Rapid urbanisation is inevitable. We have entered the urban millennium. Cities are always the driving force for socio-economic and cultural advances around the world. Cities act as the engines of growth and incubators of civilisation.

They are the crossroads of ideas, culture, great intellectual ferments, and innovation. And yet they are also the places of exploitation, disease, violence, crime, unemployment, and extreme poverty.

People are compelled to take shelter in cities and towns due to many push and pull factors. Economic migration, social conflicts, and climatic disasters are some major drivers.

The disease profile in cities is different. There is little influence of community in cities as observed in rural areas. The nature of poverty in urban areas is exhibits much the same. In rural areas, status and position of a person is upgraded based on their level of income and education, whereas in urban areas it is not so. There is serious discrimination of rights and privileges of persons living in cities and towns.

The economic, social, demographic, political, and structural differences between urban and rural prompt us to make separate strategic shift to address urban healthcare issues, since the whole country is going to be urbanised in near future.

National Health Policy of Bangladesh predominantly emphasises rural healthcare services, adequate use of infrastructure built, mobilisation of physicians and other service providers, supply of drugs and medicine, and related governance issues. Urban health care issues were not so emphasised in the National Health Policy. The Health Population Nutrition Sector Development Program has not mobilised special resources urban healthcare services.

The existing system of collaboration between Government and Non-Government Organisations through a model of private-public partnership approach is commendable, but might not be sustainable in the near future with half the population ending up living in  urban areas.

The high-profile non-communicable healthcare and serious epidemic-like problems of Ebola or SARS should, in a way, be left to the NGOs to address in the near future.

Besides, communicable diseases in the country are almost under control, whereas non-communicable diseases are spreading faster. That demands a huge cost to cure and care.
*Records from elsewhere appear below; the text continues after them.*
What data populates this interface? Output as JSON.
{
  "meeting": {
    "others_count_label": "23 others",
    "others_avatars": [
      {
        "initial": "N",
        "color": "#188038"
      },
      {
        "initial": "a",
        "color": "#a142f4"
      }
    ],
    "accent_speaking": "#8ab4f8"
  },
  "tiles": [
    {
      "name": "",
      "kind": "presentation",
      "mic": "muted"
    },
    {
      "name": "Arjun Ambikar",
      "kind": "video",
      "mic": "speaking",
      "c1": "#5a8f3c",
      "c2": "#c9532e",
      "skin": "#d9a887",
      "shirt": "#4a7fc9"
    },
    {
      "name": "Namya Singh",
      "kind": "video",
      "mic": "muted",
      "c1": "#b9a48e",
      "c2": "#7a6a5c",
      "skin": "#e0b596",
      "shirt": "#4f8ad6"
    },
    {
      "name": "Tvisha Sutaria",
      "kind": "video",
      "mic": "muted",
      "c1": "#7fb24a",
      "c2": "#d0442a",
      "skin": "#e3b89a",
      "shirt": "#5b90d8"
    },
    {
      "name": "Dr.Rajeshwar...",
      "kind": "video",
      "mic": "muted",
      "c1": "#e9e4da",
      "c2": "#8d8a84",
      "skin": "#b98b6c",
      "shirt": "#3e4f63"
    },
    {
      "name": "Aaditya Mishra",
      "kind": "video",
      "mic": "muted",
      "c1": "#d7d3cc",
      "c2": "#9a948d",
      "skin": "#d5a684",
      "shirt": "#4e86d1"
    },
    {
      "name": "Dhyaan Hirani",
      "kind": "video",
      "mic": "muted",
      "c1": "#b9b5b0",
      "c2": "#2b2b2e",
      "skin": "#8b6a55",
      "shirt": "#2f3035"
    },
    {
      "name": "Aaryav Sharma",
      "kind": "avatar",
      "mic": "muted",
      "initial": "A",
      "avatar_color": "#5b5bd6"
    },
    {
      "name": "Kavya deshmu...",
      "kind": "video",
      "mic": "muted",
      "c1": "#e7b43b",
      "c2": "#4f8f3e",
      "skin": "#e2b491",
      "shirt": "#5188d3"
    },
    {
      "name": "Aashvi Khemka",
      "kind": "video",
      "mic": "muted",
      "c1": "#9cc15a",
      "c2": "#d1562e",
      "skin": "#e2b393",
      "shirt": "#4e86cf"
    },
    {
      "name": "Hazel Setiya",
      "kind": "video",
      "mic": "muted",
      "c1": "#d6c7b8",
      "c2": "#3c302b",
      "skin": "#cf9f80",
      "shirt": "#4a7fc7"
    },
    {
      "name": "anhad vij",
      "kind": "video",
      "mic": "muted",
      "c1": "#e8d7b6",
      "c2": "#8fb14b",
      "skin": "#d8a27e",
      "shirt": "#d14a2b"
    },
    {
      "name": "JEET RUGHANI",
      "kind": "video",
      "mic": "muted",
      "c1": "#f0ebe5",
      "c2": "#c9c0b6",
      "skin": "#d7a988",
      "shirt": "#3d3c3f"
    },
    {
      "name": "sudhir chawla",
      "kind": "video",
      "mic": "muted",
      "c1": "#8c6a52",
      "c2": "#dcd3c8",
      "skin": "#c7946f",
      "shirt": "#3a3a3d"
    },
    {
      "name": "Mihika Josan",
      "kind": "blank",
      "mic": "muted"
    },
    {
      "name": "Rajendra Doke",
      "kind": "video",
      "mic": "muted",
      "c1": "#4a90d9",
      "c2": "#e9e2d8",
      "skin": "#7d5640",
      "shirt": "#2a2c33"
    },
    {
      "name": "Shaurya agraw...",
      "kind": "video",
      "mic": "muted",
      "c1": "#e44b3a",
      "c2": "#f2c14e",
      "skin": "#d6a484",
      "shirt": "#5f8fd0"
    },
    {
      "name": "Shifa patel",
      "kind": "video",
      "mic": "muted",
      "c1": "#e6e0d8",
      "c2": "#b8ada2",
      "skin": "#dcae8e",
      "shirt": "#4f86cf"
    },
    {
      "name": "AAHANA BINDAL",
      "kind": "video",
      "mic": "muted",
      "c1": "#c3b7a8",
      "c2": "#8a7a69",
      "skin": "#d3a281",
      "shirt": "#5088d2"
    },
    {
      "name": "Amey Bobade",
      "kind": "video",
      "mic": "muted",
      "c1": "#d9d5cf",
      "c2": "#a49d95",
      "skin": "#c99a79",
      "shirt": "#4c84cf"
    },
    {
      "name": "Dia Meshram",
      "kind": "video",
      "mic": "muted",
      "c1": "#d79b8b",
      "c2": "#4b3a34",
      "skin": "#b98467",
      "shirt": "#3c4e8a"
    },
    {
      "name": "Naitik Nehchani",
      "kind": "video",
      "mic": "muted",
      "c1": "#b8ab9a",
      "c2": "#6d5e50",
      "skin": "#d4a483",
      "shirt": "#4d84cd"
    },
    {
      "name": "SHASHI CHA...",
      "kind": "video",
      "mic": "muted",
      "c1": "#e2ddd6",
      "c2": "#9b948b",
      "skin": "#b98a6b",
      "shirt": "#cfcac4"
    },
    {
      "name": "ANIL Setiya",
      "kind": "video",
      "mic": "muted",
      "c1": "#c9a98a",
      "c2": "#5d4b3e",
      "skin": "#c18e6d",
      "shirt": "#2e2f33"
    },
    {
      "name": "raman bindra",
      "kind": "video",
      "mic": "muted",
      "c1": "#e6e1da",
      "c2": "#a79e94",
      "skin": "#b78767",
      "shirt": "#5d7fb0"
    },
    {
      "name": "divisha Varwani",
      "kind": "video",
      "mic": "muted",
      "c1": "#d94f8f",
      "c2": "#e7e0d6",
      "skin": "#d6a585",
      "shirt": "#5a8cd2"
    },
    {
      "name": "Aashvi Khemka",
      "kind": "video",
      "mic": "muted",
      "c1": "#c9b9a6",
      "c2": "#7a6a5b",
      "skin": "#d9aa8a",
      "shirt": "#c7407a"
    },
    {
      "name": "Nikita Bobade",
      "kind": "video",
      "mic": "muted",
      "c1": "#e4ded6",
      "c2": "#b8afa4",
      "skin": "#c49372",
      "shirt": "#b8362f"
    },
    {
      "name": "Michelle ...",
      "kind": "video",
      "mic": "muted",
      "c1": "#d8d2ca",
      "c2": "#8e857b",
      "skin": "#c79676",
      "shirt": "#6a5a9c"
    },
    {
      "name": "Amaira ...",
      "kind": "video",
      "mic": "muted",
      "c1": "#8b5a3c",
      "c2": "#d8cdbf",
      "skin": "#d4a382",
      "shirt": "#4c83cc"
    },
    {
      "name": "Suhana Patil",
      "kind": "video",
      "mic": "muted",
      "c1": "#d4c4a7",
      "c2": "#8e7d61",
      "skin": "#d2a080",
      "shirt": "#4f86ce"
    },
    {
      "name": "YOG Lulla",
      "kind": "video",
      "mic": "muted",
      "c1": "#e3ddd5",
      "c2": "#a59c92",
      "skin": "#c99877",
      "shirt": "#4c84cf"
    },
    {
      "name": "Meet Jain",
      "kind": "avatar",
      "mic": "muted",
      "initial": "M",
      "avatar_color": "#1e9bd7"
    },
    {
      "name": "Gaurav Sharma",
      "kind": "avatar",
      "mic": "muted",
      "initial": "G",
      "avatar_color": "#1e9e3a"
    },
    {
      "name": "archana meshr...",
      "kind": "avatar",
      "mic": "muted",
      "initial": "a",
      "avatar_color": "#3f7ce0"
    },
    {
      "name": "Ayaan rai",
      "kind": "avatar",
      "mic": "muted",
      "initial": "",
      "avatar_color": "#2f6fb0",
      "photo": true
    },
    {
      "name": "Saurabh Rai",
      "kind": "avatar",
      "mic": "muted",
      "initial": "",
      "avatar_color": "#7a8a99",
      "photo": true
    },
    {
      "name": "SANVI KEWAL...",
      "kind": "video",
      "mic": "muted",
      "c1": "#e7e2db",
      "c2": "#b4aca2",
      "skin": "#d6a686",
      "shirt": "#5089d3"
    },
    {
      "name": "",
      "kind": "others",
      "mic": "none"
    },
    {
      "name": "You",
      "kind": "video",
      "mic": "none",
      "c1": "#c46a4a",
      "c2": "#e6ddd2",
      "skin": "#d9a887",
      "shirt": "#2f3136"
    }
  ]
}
Diabetes, hypertension, gastroenterology, liver cirrhosis, cardio-vascular complications, HIV /AIDS, and RTI/STI are so endemic, the control of which requires specialised treatment through a complicated diagnostic process. Unfortunately, these diseases are spreading as the major killer.

To address the health care problems of cities with growing urbanisation, there is a need to move to strategic shifts like formulation of Urban Health Policy. Urban Health Policy must comprise strategic actions to alleviate food and nutrition insecurity, urban environmental risks, safe water, air pollution, open sewerage, along with measures to ensure social safety nets.

It can suggest integrated infrastructure under pluralistic governance with correct approaches towards solid waste disposal and medical waste management. The question of equity among the different strata of the urban population should also be addressed carefully to ensure basic amenities to slum-dwellers and the poor quintile of society.

Above all, the question of integrity and accountability should be the prime issue to be addressed in the Urban Health Policy.

Dhiraj Kumar Nath is a former adviser to the caretaker government.